The path being followed by Alkahest is certainly different from other approaches tried in the past. Jeffords states the 99.6 percent of Alzheimer’s trials have failed over the last 15 years and most have pursued one target. She believes there is a lesson to be learned from oncology trials, which is that targeting one thing will not be enough to slow the course of the disease.
“The lesson to be learned is we need to tackle multiple causes and multiple modalities that can, together, be contributing to the decline in those patients,” says Jeffords. “We believe there are multiple causes of the aging and cognitive decline. In a recent study we actually saw a flattening of cognitive decline over a six-month trial in patients who would be expected to decline. We now want to see how that looks over a longer time period versus a control group, but we're excited by the preliminary data.”

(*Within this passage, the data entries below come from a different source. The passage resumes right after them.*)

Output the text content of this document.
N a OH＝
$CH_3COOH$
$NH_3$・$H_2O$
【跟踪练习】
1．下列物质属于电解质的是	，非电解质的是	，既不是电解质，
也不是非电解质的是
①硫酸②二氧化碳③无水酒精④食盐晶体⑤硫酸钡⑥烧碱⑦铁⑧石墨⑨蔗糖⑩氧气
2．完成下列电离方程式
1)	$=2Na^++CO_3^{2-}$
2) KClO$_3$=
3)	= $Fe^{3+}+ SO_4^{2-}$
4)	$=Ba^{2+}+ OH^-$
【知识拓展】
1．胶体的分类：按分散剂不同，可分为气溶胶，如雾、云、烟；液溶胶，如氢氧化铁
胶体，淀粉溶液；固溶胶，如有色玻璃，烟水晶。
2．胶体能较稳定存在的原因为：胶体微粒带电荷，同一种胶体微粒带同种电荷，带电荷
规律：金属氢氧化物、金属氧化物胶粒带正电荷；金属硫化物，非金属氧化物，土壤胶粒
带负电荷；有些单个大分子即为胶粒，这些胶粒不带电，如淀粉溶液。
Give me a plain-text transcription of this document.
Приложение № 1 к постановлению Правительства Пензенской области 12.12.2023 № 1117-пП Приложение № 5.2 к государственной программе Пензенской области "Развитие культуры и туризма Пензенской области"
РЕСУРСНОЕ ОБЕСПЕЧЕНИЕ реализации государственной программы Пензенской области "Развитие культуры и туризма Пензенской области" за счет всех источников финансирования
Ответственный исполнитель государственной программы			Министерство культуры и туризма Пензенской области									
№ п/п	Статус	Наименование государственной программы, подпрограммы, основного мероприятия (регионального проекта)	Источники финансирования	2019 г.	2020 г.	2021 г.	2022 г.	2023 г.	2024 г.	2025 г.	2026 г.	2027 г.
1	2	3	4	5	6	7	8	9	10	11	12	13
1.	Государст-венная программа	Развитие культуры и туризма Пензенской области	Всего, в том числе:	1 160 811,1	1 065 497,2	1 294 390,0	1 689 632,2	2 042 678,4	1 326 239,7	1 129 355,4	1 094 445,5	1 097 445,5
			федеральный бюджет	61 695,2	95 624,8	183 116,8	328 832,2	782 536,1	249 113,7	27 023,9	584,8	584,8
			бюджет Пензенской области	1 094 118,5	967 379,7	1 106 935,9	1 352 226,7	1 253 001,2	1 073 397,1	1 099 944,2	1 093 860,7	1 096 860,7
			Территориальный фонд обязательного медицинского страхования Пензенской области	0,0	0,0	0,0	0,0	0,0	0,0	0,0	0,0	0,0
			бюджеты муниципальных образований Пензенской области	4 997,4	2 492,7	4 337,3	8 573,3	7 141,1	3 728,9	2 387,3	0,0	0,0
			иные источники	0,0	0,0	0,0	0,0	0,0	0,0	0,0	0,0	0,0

“We are approaching these diseases from a very different angle,” adds Braithwaite. “With Alzheimer’s, we know age is the major risk factor. Patients get the disease because it's in their genetic background, but they are also impacted by aging and other factors. We are targeting the fundamental aging biology, which is very complex. We have to unravel the biology to figure out how to manipulate the changes in the body as we age. We need to think about complex disorders in a complex way. It's a very different approach, but it makes a lot of sense.”